Employment Tribunal considers dismissal on the cusp of two-year service period
If an employee is dismissed for gross misconduct when they have been employed for just short of two years’ service, can they add on the statutory minimum notice period so they can qualify to bring an unfair dismissal claim?
In a recent case, the Employment Appeal Tribunal (EAT) ruled that the deeming provision contained within s86 of the Employment Rights Act 1996 cannot be relied upon in order to obtain the two years’ qualifying service, where there is a genuine entitlement to summarily dismiss on gross misconduct grounds.
In Lancaster & Duke Limited v Wileman, the Claimant, Ms Wileman, was employed by the respondent as a recruitment consultant. Just days before her two-year “work anniversary” (and therefore the date on which she would have the necessary length of employment to bring an unfair dismissal claim) she was summarily dismissed.
The procedural fairness of this dismissal was considered as there had been no consultation with Ms Wileman prior to her dismissal, she had not been given the chance to explain her behaviour, nor was she provided with any opportunity to appeal the decision.
The dismissal arose because of a fractious relationship between the Claimant and one of the Respondent’s directors, and as a result of her conduct which was alleged to be ‘offensive’. Following the termination of her employment on these grounds, the Claimant lodged a claim for unfair dismissal.
The Respondent argued that the claim should automatically fail as the Claimant did not have the required two years’ service. The Claimant challenged this on the basis that the statutory minimum notice period of one week should be applied to the duration of her employment which would therefore take her ‘over the line’ and allow an unfair dismissal claim to be brought.
With certain limited exceptions, an employee generally needs to have two years’ of continuous, unbroken service to bring a claim of unfair dismissal against his or her employer.
Section 86 of the Employment Rights Act 1996 (ERA) lays down the minimum periods of notice required to terminate a contract of employment. Notwithstanding these minimum periods, Section 86(6) then provides that an employment contract remains terminable without notice on the grounds of conduct.
In certain circumstances, an employee dismissed with no notice or less than the statutory minimum notice, can ‘artificially’ extend the effective date of termination (EDT) to the date on which the proper statutory notice would have expired under Section 97(2) of the ERA. This, quite clearly could prove to be of benefit to employees who are dismissed within a week of their two-year anniversary – at which point they gain statutory unfair dismissal rights. The legislation on this point is clear. What is more ambiguous however is the situation where the employee is summarily dismissed. In such circumstances it was uncertain whether or not the provisions of Section 97(2) could be invoked in order for an employee to gain the two years’ continuous service required.
In the first instance, the Employment Tribunal agreed with Ms Wileman and her unfair dismissal complaint was upheld. It held that as Ms Wileman’s employment was terminated less than a week before she reached two years’ continuous service, the legislation meant that the week that represented her statutory notice period required to be added on to the calculation of length of service. This gave Ms Wileman more than two years’ service, and her dismissal was unfair.
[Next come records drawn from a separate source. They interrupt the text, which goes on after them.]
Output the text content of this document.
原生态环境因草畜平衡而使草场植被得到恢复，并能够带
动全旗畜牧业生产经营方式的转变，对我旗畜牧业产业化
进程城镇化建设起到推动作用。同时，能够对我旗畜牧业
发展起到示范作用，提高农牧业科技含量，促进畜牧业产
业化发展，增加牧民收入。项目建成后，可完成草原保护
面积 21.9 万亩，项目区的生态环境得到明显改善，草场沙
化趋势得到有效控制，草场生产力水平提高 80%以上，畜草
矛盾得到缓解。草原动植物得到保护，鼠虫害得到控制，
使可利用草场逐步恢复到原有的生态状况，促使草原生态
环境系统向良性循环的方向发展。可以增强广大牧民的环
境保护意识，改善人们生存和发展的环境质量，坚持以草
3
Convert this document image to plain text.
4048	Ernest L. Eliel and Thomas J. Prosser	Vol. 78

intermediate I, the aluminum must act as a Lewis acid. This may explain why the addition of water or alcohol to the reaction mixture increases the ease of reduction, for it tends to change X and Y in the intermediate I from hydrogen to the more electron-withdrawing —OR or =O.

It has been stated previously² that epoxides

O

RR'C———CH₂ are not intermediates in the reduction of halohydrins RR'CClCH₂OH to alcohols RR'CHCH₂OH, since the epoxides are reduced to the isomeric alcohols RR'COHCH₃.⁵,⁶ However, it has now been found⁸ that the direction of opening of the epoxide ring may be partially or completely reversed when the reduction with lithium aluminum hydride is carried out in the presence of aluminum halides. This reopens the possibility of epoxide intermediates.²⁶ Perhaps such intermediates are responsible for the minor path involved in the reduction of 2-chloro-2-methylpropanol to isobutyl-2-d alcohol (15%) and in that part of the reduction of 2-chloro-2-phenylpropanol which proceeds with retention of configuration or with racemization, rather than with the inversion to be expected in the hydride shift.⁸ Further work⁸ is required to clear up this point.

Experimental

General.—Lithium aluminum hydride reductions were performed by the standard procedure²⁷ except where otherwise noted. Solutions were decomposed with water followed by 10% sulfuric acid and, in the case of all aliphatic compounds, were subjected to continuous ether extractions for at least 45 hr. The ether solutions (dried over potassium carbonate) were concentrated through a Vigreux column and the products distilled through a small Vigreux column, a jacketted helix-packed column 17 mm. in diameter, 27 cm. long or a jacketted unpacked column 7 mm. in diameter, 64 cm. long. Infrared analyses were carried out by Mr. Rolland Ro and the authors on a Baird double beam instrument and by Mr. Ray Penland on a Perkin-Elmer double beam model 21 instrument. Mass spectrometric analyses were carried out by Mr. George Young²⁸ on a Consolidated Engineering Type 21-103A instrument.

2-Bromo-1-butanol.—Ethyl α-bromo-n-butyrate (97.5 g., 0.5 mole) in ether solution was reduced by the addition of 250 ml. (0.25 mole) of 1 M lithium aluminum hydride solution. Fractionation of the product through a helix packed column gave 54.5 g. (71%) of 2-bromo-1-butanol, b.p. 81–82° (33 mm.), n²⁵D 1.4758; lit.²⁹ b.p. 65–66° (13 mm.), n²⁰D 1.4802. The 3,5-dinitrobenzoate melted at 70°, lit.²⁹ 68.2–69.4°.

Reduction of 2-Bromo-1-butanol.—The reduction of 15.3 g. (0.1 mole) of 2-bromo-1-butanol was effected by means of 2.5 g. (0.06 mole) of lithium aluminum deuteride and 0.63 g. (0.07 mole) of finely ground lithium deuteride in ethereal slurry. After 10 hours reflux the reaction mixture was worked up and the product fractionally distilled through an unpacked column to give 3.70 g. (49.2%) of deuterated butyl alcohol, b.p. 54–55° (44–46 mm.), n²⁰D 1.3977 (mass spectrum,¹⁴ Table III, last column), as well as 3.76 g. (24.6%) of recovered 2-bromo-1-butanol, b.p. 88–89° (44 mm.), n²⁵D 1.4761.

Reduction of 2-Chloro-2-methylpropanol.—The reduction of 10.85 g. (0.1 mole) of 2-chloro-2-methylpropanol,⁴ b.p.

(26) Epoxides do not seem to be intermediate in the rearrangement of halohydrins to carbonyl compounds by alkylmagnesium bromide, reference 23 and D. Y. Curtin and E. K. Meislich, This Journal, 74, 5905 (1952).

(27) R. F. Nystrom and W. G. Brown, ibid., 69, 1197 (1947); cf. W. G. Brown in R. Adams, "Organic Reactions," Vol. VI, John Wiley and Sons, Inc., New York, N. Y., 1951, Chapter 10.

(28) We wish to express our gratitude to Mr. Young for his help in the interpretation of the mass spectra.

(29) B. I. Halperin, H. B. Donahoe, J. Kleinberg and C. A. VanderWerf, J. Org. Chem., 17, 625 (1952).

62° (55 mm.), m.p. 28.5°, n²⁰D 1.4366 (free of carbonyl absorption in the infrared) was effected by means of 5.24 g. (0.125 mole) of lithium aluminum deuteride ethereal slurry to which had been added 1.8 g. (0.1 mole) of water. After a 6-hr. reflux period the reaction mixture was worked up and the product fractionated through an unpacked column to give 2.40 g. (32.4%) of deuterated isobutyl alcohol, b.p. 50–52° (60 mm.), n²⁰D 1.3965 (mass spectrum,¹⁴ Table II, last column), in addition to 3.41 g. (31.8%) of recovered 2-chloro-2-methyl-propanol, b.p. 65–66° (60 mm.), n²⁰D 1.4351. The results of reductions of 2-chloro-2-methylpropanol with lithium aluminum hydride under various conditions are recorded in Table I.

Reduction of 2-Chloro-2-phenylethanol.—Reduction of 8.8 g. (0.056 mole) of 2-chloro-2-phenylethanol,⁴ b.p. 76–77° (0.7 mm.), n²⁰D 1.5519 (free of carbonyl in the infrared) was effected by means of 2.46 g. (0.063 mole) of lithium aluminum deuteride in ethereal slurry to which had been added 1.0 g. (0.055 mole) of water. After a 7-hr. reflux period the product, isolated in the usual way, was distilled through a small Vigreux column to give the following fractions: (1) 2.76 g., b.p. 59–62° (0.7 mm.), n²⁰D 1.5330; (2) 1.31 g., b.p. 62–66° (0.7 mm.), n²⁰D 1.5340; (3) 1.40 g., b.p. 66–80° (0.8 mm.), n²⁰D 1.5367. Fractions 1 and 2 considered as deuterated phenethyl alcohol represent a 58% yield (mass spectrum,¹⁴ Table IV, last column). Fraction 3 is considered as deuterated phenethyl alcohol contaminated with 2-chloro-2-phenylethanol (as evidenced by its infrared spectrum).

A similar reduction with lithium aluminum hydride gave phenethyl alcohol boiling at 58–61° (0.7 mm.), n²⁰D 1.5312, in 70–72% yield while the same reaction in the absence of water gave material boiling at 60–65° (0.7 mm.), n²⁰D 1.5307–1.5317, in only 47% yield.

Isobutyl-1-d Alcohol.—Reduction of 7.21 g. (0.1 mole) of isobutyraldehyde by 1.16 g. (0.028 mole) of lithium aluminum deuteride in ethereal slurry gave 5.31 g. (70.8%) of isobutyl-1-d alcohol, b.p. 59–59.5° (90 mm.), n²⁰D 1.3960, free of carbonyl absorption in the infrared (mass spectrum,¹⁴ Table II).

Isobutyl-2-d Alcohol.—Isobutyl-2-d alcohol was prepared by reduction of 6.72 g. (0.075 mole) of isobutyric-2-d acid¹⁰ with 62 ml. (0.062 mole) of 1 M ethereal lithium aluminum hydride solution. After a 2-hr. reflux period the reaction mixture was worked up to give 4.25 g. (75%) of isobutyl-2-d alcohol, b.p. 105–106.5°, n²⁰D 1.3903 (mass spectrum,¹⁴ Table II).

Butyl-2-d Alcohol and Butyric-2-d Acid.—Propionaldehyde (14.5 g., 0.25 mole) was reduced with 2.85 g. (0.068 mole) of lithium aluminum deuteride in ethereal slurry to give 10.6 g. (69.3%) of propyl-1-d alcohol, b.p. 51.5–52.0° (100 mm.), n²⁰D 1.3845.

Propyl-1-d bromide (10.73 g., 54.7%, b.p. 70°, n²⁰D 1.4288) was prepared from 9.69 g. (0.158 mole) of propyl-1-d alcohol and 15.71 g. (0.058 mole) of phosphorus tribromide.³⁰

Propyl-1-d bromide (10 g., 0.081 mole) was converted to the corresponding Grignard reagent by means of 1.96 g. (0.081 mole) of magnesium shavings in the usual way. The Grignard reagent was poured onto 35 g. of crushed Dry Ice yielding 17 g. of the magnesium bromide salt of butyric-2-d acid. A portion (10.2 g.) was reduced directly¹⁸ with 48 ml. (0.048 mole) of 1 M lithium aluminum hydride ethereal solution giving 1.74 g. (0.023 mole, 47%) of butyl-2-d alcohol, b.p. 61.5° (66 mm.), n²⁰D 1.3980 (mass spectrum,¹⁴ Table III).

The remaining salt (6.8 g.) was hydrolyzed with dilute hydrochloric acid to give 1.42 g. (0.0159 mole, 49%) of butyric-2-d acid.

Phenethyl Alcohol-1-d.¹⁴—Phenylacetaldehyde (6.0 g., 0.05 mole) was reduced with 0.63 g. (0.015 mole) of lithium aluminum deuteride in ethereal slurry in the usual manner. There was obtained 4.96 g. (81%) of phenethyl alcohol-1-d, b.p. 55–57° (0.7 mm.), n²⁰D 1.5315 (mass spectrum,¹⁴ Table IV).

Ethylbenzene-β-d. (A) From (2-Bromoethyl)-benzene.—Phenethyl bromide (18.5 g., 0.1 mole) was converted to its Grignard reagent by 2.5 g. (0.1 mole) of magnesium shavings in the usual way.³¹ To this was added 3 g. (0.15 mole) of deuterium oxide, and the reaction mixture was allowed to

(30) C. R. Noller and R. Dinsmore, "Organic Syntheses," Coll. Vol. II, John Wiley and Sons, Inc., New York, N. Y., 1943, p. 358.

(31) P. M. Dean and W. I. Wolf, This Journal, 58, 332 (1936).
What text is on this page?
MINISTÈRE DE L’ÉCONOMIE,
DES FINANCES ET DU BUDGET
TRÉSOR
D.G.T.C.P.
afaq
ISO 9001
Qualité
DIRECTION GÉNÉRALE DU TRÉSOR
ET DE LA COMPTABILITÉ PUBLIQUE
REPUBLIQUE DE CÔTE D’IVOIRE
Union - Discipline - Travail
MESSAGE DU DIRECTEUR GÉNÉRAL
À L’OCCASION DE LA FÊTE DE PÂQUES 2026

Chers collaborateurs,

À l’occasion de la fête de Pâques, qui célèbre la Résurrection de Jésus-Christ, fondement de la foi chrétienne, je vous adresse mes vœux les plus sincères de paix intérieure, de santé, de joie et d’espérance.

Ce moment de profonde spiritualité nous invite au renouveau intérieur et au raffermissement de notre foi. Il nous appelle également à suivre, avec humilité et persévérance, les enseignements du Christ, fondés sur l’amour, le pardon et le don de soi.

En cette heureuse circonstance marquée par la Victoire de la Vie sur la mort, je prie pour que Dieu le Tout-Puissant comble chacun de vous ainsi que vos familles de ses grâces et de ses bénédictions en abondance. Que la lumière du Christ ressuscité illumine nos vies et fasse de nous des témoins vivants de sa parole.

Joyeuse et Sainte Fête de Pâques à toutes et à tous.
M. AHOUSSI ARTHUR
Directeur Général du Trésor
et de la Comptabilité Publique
The EAT allowed the appeal by the Respondent. In reaching this conclusion the EAT noted that whilst Section 86(1) and Section 86(2) provide the minimum notice periods for termination of an employee’s employment, Section 86(6) ERA 1996 conditions that any such notice period can be treated as being void by either party based on the conduct of the other.
Further, the EAT considered that Section 97(2), which allows the minimum notice period to be applied to reflect the effective date of termination, takes the whole of Section 86 into account when calculating this date, including Section 86(6) relating to the conduct of the parties.
If the Claimant’s summary dismissal had arisen out of her conduct being such that the Respondent could dismiss without notice, the EAT held that she was not then entitled to build up her length of continuous service to be two years or more and, therefore could not bring an unfair dismissal claim.
The EAT therefore allowed the appeal and remitted the case to the Tribunal to consider whether Ms Wileman had been guilty of gross misconduct (which had not been determined in the Tribunal).
The implications of this decision are not as wide-ranging as they may have initially seemed to be. Employers cannot simply label the reason for dismissal as ‘gross misconduct’ to circumvent the application of the statutory extension. The Tribunals will first look to establish whether or not the employer was entitled to dismiss without notice before then attempting to establish whether or not the EDT can be extended. Therefore, a Tribunal will still likely require to hear all the evidence it would hear for an unfair dismissal claim.
Whilst the application of this case will be limited to very specific factual situations, being (i) when an employee has between one year, 51 weeks’ service and two years’ service; and (ii) only when they are dismissed for alleged gross misconduct, it is an interesting interpretation of the statutory provisions and may be useful for employers to remember this exception.